Published in final edited form as: J Cardiothorac Vasc Anesth. 2017 Nov 4;32(3):1458–1463. doi: 10.1053/j.jvca.2017.11.002

Perioperative Information Systems: Opportunities to Improve Delivery of Care and Clinical Outcomes in Cardiac and Vascular Surgery

Robert E Freundlich *,1, Jesse M Ehrenfeld
PMCID: PMC6138876  NIHMSID: NIHMS987922  PMID: 29229258

Abstract

A variety of existing perioperative informatics tools offer clinicians and researchers the opportunity to improve the delivery of care and clinical outcomes for patients undergoing cardiac and vascular surgery. Many of these tools can be used to improve the reliability of the care delivery process through the application of clinical decision support tools and/or quality improvement methodologies at a number of junctures. In this review, the authors will offer a concise overview of the existing perioperative informatics literature, with a focus on tools considered to be of utility in confronting the unique challenges inherent to cardiac and vascular surgery. The authors also highlight areas that they believe are of interest for future targeted inquiry.
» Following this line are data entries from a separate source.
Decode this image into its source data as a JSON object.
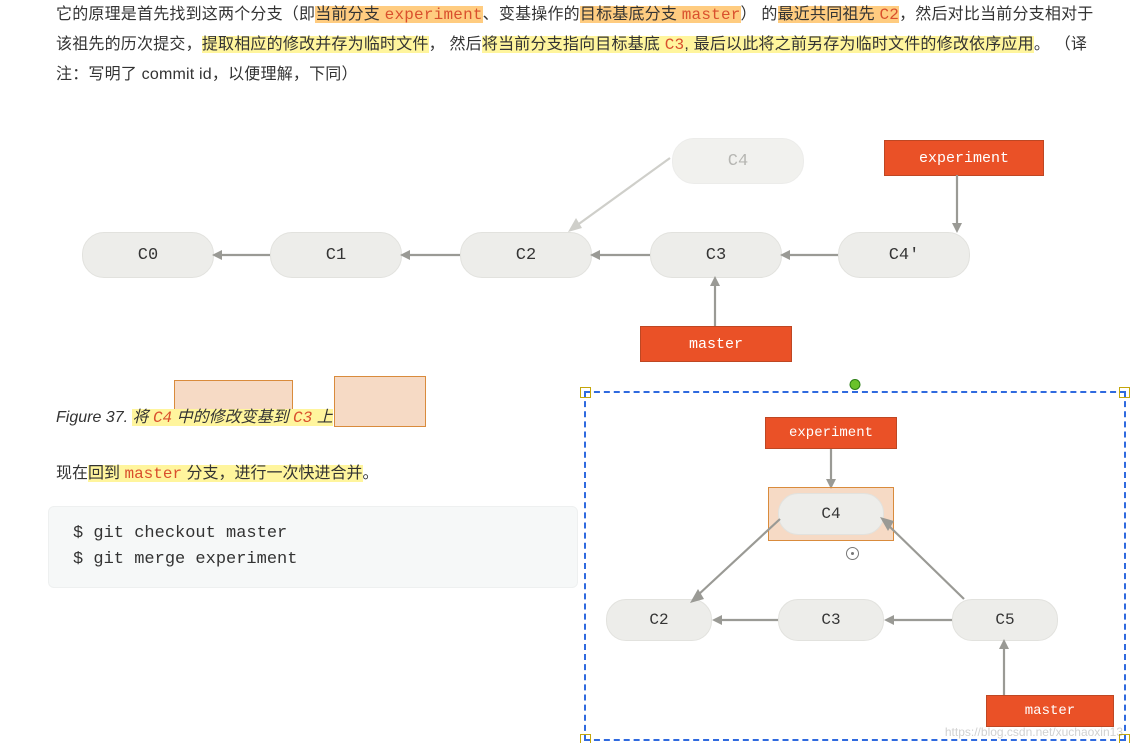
{
  "para": {
    "t1": "它的原理是首先找到这两个分支（即",
    "t2": "当前分支 ",
    "t3": "experiment",
    "t4": "、变基操作的",
    "t5": "目标基底分支 ",
    "t6": "master",
    "t7": "） 的",
    "t8": "最近共同祖先 ",
    "t9": "C2",
    "t10": "，然后对比当前分支相对于该祖先的历次提交，",
    "t11": "提取相应的修改并存为临时文件",
    "t12": "， 然后",
    "t13": "将当前分支指向目标基底 ",
    "t14": "C3",
    "t15": ", 最后以此将之前另存为临时文件的修改依序应用",
    "t16": "。 （译注：写明了 commit id，以便理解，下同）"
  },
  "fig1": {
    "c0": "C0",
    "c1": "C1",
    "c2": "C2",
    "c3": "C3",
    "c4": "C4",
    "c4p": "C4'",
    "experiment": "experiment",
    "master": "master"
  },
  "caption": {
    "prefix": "Figure 37. ",
    "p1": "将 ",
    "p2": "C4",
    "p3": " 中的修改变基到 ",
    "p4": "C3",
    "p5": " 上"
  },
  "midtext": {
    "t1": "现在",
    "t2": "回到 ",
    "t3": "master",
    "t4": " 分支，进行一次快进合并",
    "t5": "。"
  },
  "code": "$ git checkout master\n$ git merge experiment",
  "fig2": {
    "c2": "C2",
    "c3": "C3",
    "c4": "C4",
    "c5": "C5",
    "experiment": "experiment",
    "master": "master"
  },
  "watermark": "https://blog.csdn.net/xuchaoxin13"
}
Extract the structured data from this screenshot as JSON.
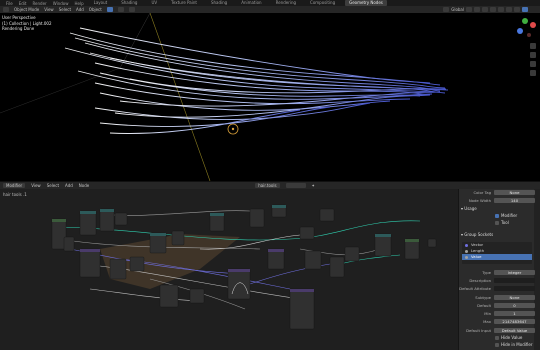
{
  "topbar": {
    "menus": [
      "File",
      "Edit",
      "Render",
      "Window",
      "Help"
    ],
    "workspaces": [
      "Layout",
      "Shading",
      "UV",
      "Texture Paint",
      "Shading",
      "Animation",
      "Rendering",
      "Compositing",
      "Geometry Nodes"
    ],
    "active_workspace": "Geometry Nodes"
  },
  "viewport": {
    "header": {
      "mode": "Object Mode",
      "menus": [
        "View",
        "Select",
        "Add",
        "Object"
      ],
      "transform": "Global"
    },
    "info": {
      "line1": "User Perspective",
      "line2": "(1) Collection | Light.002",
      "line3": "Rendering Done"
    },
    "colors": {
      "hair": "#b8c8ff",
      "hair_shade": "#4c5bd8",
      "light": "#d9a03a",
      "axis": "#8a7d20"
    }
  },
  "node_editor": {
    "header": {
      "editor": "Modifier",
      "menus": [
        "View",
        "Select",
        "Add",
        "Node"
      ],
      "tree": "hair.tools"
    },
    "breadcrumb": "hair tools .1"
  },
  "sidebar": {
    "fields": [
      {
        "label": "Color Tag",
        "value": "None"
      },
      {
        "label": "Node Width",
        "value": "140"
      }
    ],
    "usage_title": "Usage",
    "usage_modifier": "Modifier",
    "usage_tool": "Tool",
    "group_sockets_title": "Group Sockets",
    "sockets": [
      {
        "name": "Vector",
        "color": "#6f6fe0"
      },
      {
        "name": "Length",
        "color": "#a1a1a1"
      },
      {
        "name": "Value",
        "color": "#a1a1a1"
      }
    ],
    "props": [
      {
        "label": "Type",
        "value": "Integer"
      },
      {
        "label": "Description",
        "value": ""
      },
      {
        "label": "Default Attribute",
        "value": ""
      },
      {
        "label": "Subtype",
        "value": "None"
      },
      {
        "label": "Default",
        "value": "0"
      },
      {
        "label": "Min",
        "value": "1"
      },
      {
        "label": "Max",
        "value": "2147483647"
      },
      {
        "label": "Default Input",
        "value": "Default Value"
      }
    ],
    "hide_value": "Hide Value",
    "hide_in_modifier": "Hide in Modifier"
  }
}
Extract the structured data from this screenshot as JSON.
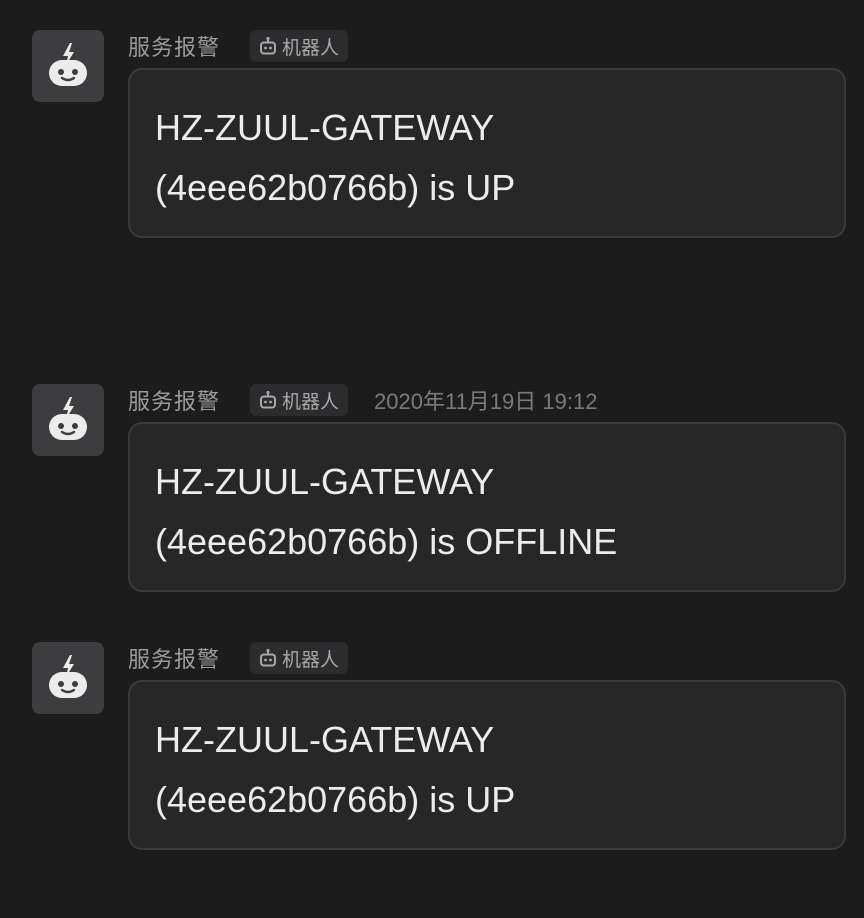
{
  "messages": [
    {
      "sender": "服务报警",
      "tag": "机器人",
      "timestamp": "",
      "text": "HZ-ZUUL-GATEWAY\n(4eee62b0766b) is UP"
    },
    {
      "sender": "服务报警",
      "tag": "机器人",
      "timestamp": "2020年11月19日 19:12",
      "text": "HZ-ZUUL-GATEWAY\n(4eee62b0766b) is OFFLINE"
    },
    {
      "sender": "服务报警",
      "tag": "机器人",
      "timestamp": "",
      "text": "HZ-ZUUL-GATEWAY\n(4eee62b0766b) is UP"
    }
  ],
  "icons": {
    "avatar": "robot-icon",
    "tag": "robot-icon"
  },
  "colors": {
    "background": "#1c1c1c",
    "bubble": "#272727",
    "bubble_border": "#3a3a3c",
    "avatar_bg": "#3d3d3f",
    "avatar_fg": "#ececec"
  }
}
Keywords: clinical decision support, perioperative informatics, database research anesthesiology, information management systems


THE BOURGEONING FIELD of perioperative informatics offers an array of tools that have the potential to significantly improve the care of patients undergoing cardiac and vascular surgery. Unfortunately, few, if any, of these tools are specifically designed to be of use for cardiovascular care. The majority are designed for all forms of perioperative care, albeit with important potential applications in cardiac and vascular surgery. In this review, the authors outline essential elements of perioperative informatics and important developments in the field, with a focus on those with potential applications for patients undergoing cardiac and vascular surgical procedures.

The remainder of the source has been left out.